Le descendant d’une famille de hauts clercs réformateurs

militants sadristes célébrant la victoire électorale du camp de Moqtada al-Sadr en Irak
Partisans sadristes en mai 2018

Moqtada al-Sadr est le descendant d’une lignée d’influents clercs chiites irakiens réformateurs, voire révolutionnaires. Ceux-ci ont durablement façonné la mobilisation islamique chiite en Irak. Le chiisme duodécimain est la confession majoritaire en Irak et a souffert jusqu’en 2003 d’une sous-représentation chronique au sein des instances gouvernementales. Ce système politique est hérité de la période de domination ottomane, au profit de la minorité sunnite.

Afin de doter les chiites d’une voix politique forte, le marja’ [1] Muhammad Baqir al-Sadr, proche parrain de Moqtada al-Sadr, développe tout un corpus théologique, politique et économique novateur [2]. Celui-ci rencontre une forte popularité auprès des populations chiites irakiennes. Il est l’un des cadres fondateurs du mouvement Da’wa en 1958, mais s’en éloigne vite pour proposer un programme davantage révolutionnaire [3].
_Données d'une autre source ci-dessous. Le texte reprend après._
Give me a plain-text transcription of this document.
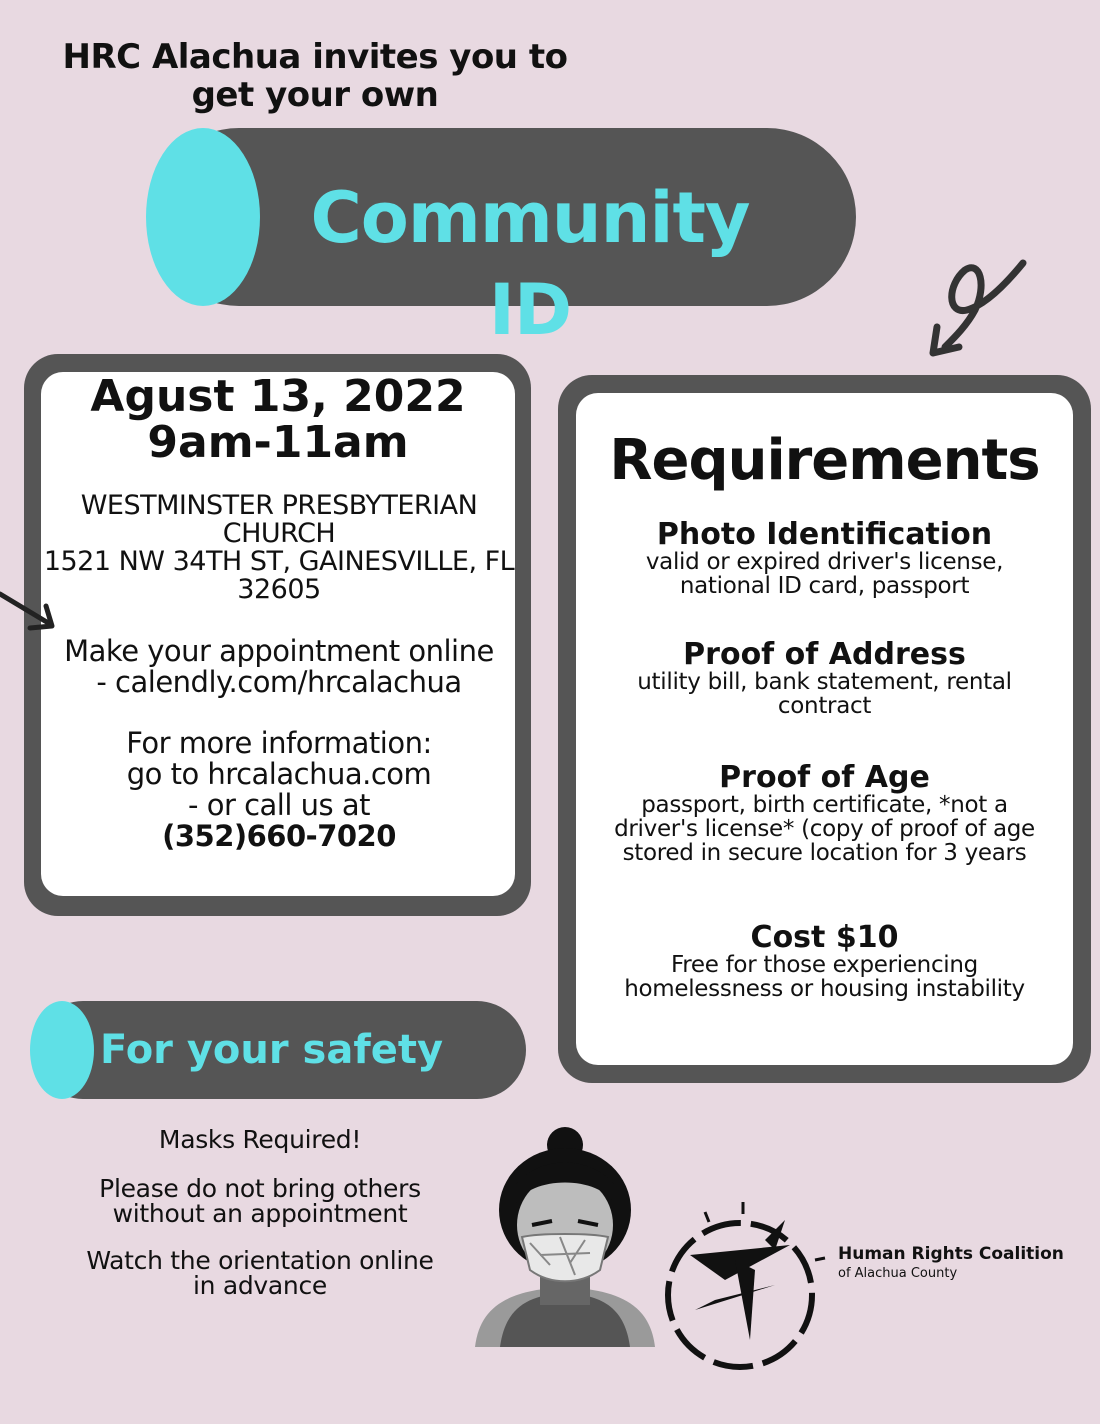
HRC Alachua invites you to
get your own
Community ID
Agust 13, 2022
9am-11am
WESTMINSTER PRESBYTERIAN
CHURCH
1521 NW 34TH ST, GAINESVILLE, FL
32605
Make your appointment online
- calendly.com/hrcalachua
For more information:
go to hrcalachua.com
- or call us at
(352)660-7020
Requirements
Photo Identification
valid or expired driver's license,
national ID card, passport
Proof of Address
utility bill, bank statement, rental
contract
Proof of Age
passport, birth certificate, *not a
driver's license* (copy of proof of age
stored in secure location for 3 years
Cost $10
Free for those experiencing
homelessness or housing instability
For your safety
Masks Required!
Please do not bring others
without an appointment
Watch the orientation online
in advance
Human Rights Coalition
of Alachua County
Mort en 1980, son cousin et héritier spirituel, Muhammad Sadiq al-Sadr, perpétue la dynamique enclenchée par son aïeul. S’il est un temps proche du régime baasiste, il finit cependant par s’y opposer et est assassiné avec ses enfants en 1999. Ne reste comme survivant qu’un seul de ses fils, Moqtada al-Sadr, qui vit sous haute surveillance du régime jusqu’à sa chute en 2003.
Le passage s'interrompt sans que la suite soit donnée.